Et la revoir…, Le Vin étrange, Celles qui s'abandonnent, Rêve à nu, Coyote Sky, Plus loin, Indomptable, et à présent La Brise du golfe, de Gerri Hill, huitième titre de la collection "Romance", l'occasion d'un rapide coup d'œil en arrière, quelques lignes pour mesurer, avec toi, amie lectrice, le chemin parcouru depuis 2005 et la sortie du premier roman de Lyn Denison ; non pas avec nostalgie – car bien d'autres plaisirs de lecture nous attendent encore, et que nous n'avons guère à regretter – mais avec enthousiasme… car si tu en doutais, rassure-toi, nous en avons encore de l'énergie pour continuer à construire, pierre après pierre cette bibliothèque habillée de rose et de cœurs… avec pour seul guide un goût, pas si secret que cela pour ce qui relève strictement du plaisir textuel. Selon certains, on devrait avoir un peu honte de se délecter ainsi de belles histoires de femmes qui s'aiment, se désirent et luttent contre le monde ou elles-mêmes pour faire triompher leurs sentiments ; or nous, loin de nous cacher, nous nous affichons. Oui nous aimons les romans sentimentaux et oui nous sommes fières d'en publier ! C'est donc bien haut que nous hissons notre bannière rose et que nous revendiquons notre absence totale du moindre état d'âme à lire de la littérature populaire, à être couchées au ras des pâquerettes…, le nez et les mains dans ces pages qui ont tant à nous offrir et qui, tu me le dis parfois dans de gentils petits mots (nous n'en recevons jamais autant que pour parler de ces livres-là… pas un hasard sans doute), nous permettent d'être un peu mieux au monde. 
À l'annonce de la sortie de La Brise du golfe, tu m'as écrit sur un coin de ton bon de commande : « Les marais et les oiseaux, ça me fait déjà rêver… » Eh bien moi aussi et c'est exactement pour cela que j'ai choisi de publier ce livre. Parce que j'ai espéré que Carly Cambridge et Pat Ryan, ces deux magnifiques femmes qui vont se rencontrer et se découvrir dans de beaux décors et autour d'une mission commune, soient, sinon des modèles, au moins des sources d'inspiration, et une grande bouffée d'air dans un quotidien pas toujours... rose.
Pour cette aventure-là, prépare tes chaussures de marche, tes jumelles, ta lotion anti-moustiques et… attention aux bourrasques !

lundi 26 septembre 2011

Petite question de curiosité

La question que tu me poses sur Facebook, amie lectrice, me donne l'occasion de répondre sous la forme d'un message sur ce blog, que je n'alimente sans doute pas assez régulièrement (ce que je regrette fort, crois-le bien).

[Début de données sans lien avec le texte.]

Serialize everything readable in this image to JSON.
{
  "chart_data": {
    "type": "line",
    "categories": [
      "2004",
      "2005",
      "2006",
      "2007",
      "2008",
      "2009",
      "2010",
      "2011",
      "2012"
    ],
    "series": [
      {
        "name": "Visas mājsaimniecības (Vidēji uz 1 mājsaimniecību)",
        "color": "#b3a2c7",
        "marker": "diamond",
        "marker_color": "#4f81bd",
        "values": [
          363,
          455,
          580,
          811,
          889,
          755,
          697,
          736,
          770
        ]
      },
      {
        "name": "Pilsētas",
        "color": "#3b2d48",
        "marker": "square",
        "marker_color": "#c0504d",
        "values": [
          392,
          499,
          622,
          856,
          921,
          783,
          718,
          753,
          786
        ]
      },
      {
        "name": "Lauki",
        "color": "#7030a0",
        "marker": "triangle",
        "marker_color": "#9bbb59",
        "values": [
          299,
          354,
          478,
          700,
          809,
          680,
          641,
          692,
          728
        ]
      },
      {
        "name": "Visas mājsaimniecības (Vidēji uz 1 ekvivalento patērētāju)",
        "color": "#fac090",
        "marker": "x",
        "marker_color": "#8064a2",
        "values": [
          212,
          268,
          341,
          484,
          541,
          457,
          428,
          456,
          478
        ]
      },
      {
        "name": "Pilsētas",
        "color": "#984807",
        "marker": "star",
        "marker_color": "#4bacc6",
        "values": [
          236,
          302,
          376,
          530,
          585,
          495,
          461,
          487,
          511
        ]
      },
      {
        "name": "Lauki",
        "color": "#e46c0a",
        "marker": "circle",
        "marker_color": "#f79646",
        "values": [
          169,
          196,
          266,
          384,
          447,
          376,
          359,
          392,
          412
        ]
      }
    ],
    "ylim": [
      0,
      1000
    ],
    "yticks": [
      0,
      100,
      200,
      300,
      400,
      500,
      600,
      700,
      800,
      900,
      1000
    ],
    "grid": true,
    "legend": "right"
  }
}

Je te remercie donc de me permettre de poursuivre notre dialogue.
"Combien de temps faut-il entre la sélection du prochain auteur ou de l'histoire et la publication du livre? Comment ça se passe, quelles sont toutes les étapes ? Merci d'avance!"
Pour commencer, je dirais que nous ne sommes représentatives que de nous-mêmes : d'une part, en tant que maison d'édition "à spécialité", par rapport aux maisons généralistes ; dans le cas de ces dernières, entre le choix d'un auteur (souvent sur sollicitation d'un agent), l'achat de droits d'auteurs, la réalisation de l'ouvrage, les corrections, la maquette, la fabrication, la publication... il se passe en moyenne de 6 à 18 mois, le plus souvent 11 ou 12 mois, pour des questions de rentabilité. D'autre part, en tant que maison à forte exigence qualitative, nous ne nous soumettons jamais à l'exigence de rapidité, c'est-à-dire que nous passons tout le temps qu'il faut, sans l'économiser, sur un livre afin que le texte te parvienne sous son plus beau jour, et dans les meilleures conditions possibles. Cette caractéristique-là est une vraie singularité, parce que c'est un grand luxe, financièrement parlant – plus on publie vite, plus on a de trésorerie, mais moins bien soignées sont les publications (présentation, coquilles, erreurs en tout genre).
J'en viens à répondre plus directement à ta question, amie lectrice : deux cas peuvent se présenter à moi, celui d'un ouvrage écrit en français (ce qui n'est qu'une petite proportion de nos publications, puisque nous avons choisi de publier essentiellement des ouvrages traduits), ou celui d'un ouvrage traduit. 
  • Le cas d'un ouvrage écrit en français :
Le manuscrit arrive par La Poste, et il est lu dans les semaines qui suivent sa réception. En cas de coup de cœur, d'autres avis sont sollicités, et la décision est prise après discussion. L'auteur est contacté, on échange, on voit si l'on peut travailler ensemble. 
Ensuite, le travail mutuel sur l'ouvrage commence. L'éditeur prodigue des conseils, des corrections, des suggestions, son métier véritable est là. Il inscrit l'ouvrage dans un projet littéraire, aide l'auteur à lui donner une cohérence. Cet aspect est, tu t'en doutes amie lectrice, ce qui constitue l'essentiel du temps avant la publication, et il dépend à la fois de la disponibilité de l'auteur et de l'éditeur, du texte... Cela prend plusieurs mois. 
La préparation de l'ouvrage avant son départ à l'imprimerie se divise en corrections, relectures, corrections, mise en page, création de la couverture… Encore quelques semaines de plus !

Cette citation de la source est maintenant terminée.